The documents were actually turned over to German intelligence by the Iranian terrorist organization Mujahedin-E-Khalq, which had close links to Israel’s intelligence agency, Mossad.
Iran provided the IAEA with an account of its actual EBW development program in 2008. The Iranian account, cited by the agency in its May 2008 report, indicated the rate of explosions in its experiments, which was just one-eighth the rate mentioned by then IAEA deputy director Olli Heinonen in a briefing for member states in 2008.
But instead of acknowledging that fact in its report, the IAEA suggested repeatedly that Iran had acknowledged carrying out the EBW experiments described in the purported document from the secret weapons program while claiming it was for non-nuclear applications.
The new Iran-IAEA agreement on the EBW issue raises the question of whether IAEA Director General Yukiya Amano is now ready to reach a deal with Iran, despite having staked his own reputation on the November 2011 report on intelligence claims of covert Iranian nuclear weapons research coming from Israel.

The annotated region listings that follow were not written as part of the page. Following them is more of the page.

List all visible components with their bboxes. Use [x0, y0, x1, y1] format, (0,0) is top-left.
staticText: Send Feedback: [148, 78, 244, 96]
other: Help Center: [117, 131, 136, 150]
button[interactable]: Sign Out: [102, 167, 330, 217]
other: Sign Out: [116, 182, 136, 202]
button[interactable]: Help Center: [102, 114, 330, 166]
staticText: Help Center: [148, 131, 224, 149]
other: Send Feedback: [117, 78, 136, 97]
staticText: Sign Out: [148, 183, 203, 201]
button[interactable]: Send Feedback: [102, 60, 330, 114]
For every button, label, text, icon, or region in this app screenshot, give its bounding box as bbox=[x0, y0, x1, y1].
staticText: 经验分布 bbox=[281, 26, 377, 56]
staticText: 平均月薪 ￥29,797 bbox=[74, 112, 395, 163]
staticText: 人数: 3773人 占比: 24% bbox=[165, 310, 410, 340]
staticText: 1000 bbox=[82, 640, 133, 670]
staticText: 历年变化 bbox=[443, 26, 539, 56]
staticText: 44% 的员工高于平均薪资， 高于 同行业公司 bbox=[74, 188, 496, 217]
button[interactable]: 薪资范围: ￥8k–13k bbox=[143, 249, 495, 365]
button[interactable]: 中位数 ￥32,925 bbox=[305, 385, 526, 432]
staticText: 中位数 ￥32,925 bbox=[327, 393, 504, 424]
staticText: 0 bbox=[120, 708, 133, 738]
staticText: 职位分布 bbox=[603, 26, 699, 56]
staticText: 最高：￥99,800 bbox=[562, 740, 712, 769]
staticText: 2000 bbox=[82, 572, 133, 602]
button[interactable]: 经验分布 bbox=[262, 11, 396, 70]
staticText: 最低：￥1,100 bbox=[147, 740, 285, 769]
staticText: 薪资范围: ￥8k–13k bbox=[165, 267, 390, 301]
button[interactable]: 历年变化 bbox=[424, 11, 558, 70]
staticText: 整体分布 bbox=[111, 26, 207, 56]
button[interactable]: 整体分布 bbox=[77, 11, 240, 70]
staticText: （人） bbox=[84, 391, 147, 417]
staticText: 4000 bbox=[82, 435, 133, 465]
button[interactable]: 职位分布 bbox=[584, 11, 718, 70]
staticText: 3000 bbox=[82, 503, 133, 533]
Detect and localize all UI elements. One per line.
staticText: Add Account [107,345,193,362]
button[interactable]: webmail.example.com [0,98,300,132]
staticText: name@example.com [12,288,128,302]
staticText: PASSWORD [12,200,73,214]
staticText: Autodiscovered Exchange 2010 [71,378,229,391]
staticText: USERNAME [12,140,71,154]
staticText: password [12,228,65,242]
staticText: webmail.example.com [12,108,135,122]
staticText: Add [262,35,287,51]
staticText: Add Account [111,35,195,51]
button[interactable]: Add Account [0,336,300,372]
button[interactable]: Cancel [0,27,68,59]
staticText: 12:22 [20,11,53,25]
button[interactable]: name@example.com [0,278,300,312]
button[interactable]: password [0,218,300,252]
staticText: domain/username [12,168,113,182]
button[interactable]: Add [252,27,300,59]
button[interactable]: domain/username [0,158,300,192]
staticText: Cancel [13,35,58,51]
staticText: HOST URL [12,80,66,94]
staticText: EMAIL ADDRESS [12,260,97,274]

Such an agreement might be based on the IAEA’s stating accurately the Iranian explanation for the EBW – and thus implicitly admitting that the agency had distorted the issue in the past. Other issues might be left to be resolved quietly after the negotiations on a comprehensive agreement are completed.
Gareth Porter, an investigative historian and journalist specializing in US national security policy, received the UK-based Gellhorn Prize for journalism for 2011 for articles on the US war in Afghanistan. His new book Manufactured Crisis: the Untold Story of the Iran Nuclear Scare, was published Feb. 14.